I’ve played a lot of Musou games – some good, some bad, most mediocre, but this one might just be the worst yet.

It’s called Touken Ranbu Warriors and if you’re unfamiliar, this is another one of those spin-off Musou games like Persona 5 Strikers, Hyrule Warriors, etc. This time though, it’s based on the Touken Ranbu series, a free to play browser game VERY popular with the female demographic. I mean, the entire cast is pretty boys so that’s a given. 

I have never played the original game, but I have seen both anime adaptations, so I was already familiar going into this one. Unfortunately, that didn’t help. What I was met is the worst Musou experience I have had yet and I had originally planned to give this game a full review, but honestly, it was a struggle to even play as far as I did, so I gave up on that idea.

It’s not even like the combat was that bad. I mean, Musou games aren’t known for their revolutionary combat, but the combat here is at least par for the course. It’s more so the egregious level design, mission structure, and repetition that brought this one down.

Touken Ranbu Warriors (1)

For example, the first handful of missions – you’re just fighting skeletons. An hour later? More skeletons. A few hours later? Skeletons, but with some humanoid ones too. What makes this worse is that each level is the most small and linear thing ever. Gone are the usual large, open, or interconnected environments of most Musou games and here we get maybe a few open areas connected by short paths. You can walk across most levels in seconds and this extends into the actual playtime of those missions as well.

As in, I was literally completing most of these missions in just two minutes or less. The vast majority of the missions have you go to an area, take down a strong enemy, go to the next area, take down the same enemy, and repeat until it is over. It takes maybe a few minutes max to do this, but sometimes the game purposefully blocks you from completing the missions that fast and forces you to use your animal sidekick to “analyze” the environment.

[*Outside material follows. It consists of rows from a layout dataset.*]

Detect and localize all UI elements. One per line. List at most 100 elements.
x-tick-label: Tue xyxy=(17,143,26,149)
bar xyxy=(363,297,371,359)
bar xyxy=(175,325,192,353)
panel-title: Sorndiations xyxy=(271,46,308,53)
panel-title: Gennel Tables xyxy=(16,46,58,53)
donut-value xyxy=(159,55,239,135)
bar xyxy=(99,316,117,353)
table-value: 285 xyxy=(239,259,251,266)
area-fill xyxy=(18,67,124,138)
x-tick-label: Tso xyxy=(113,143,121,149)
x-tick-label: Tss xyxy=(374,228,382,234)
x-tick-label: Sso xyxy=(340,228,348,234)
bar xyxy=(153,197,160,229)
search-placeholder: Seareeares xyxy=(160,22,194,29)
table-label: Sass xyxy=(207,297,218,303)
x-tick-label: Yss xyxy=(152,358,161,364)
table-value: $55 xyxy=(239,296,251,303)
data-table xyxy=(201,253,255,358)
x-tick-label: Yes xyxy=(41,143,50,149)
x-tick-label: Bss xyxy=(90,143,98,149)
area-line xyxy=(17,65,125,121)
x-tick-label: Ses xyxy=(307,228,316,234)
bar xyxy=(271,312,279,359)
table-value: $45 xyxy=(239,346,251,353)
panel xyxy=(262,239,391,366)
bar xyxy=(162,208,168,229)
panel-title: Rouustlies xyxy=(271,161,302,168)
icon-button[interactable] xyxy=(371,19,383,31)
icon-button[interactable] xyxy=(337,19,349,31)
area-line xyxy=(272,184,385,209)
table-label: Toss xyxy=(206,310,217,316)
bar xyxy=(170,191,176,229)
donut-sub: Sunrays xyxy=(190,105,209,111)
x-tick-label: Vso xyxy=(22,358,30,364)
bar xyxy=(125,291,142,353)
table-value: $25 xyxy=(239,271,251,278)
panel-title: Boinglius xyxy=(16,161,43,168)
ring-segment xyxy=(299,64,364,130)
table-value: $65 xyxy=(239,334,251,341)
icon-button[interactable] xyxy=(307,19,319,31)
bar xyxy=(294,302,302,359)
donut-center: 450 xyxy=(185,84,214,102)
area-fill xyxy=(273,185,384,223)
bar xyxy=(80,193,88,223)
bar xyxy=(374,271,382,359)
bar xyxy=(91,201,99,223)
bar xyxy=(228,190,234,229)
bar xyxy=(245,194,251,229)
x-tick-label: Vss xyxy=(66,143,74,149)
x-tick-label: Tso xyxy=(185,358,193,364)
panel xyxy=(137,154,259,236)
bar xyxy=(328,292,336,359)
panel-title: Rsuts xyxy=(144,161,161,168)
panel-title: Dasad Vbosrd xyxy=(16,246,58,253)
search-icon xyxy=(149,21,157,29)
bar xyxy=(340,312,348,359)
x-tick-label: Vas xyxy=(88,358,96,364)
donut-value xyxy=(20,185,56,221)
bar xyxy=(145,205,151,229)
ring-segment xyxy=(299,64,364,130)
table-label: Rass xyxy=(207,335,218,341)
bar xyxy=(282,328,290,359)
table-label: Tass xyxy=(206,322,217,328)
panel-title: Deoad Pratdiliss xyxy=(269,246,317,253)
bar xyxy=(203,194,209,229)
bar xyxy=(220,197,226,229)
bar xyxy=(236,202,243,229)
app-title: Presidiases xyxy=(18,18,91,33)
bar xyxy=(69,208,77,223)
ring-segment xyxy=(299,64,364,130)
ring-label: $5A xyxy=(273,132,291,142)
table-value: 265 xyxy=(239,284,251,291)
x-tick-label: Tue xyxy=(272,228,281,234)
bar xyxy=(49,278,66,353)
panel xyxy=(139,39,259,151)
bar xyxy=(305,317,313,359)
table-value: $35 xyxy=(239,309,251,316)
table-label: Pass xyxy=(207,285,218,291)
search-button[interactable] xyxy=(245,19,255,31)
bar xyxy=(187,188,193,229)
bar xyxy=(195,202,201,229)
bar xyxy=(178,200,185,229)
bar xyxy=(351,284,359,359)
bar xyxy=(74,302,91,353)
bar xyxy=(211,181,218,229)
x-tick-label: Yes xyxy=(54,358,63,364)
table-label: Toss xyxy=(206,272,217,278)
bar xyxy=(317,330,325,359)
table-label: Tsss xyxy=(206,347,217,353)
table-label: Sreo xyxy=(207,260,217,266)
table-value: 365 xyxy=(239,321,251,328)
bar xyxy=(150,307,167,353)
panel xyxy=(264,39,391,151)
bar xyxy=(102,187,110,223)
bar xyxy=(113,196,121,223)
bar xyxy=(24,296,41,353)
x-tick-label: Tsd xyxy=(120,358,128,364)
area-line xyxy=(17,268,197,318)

This usually requires you to wait around for that to complete or to plow through another ten or so waves of identical enemy types before the analysis reaches 100% and you can finally finish the mission.

The entire thing just lacks substance, more so than the usual for this series and it’s not helped here by the fact that you spend more time looking at menus and loading animations than actual gameplay. In-between missions you get the boring, lengthy dialogue scenes too, not helped by how “samey” a lot of the Touken Ranbu characters come off as here (the anime did a much better job in that regard).

Touken Ranbu Warriors (2)

So I can’t say I had a good time with this one. Granted, maybe it improves later on, but I am hours into it and it’s hardly done anything at all to hold my interest enough to finish it for a review. Maybe if you’re a diehard Touken Ranbu fan, but even then, this is a tough one to recommend at all.


Touken Ranbu Warriors retails for $60 USD on Steam. It is also available on Switch.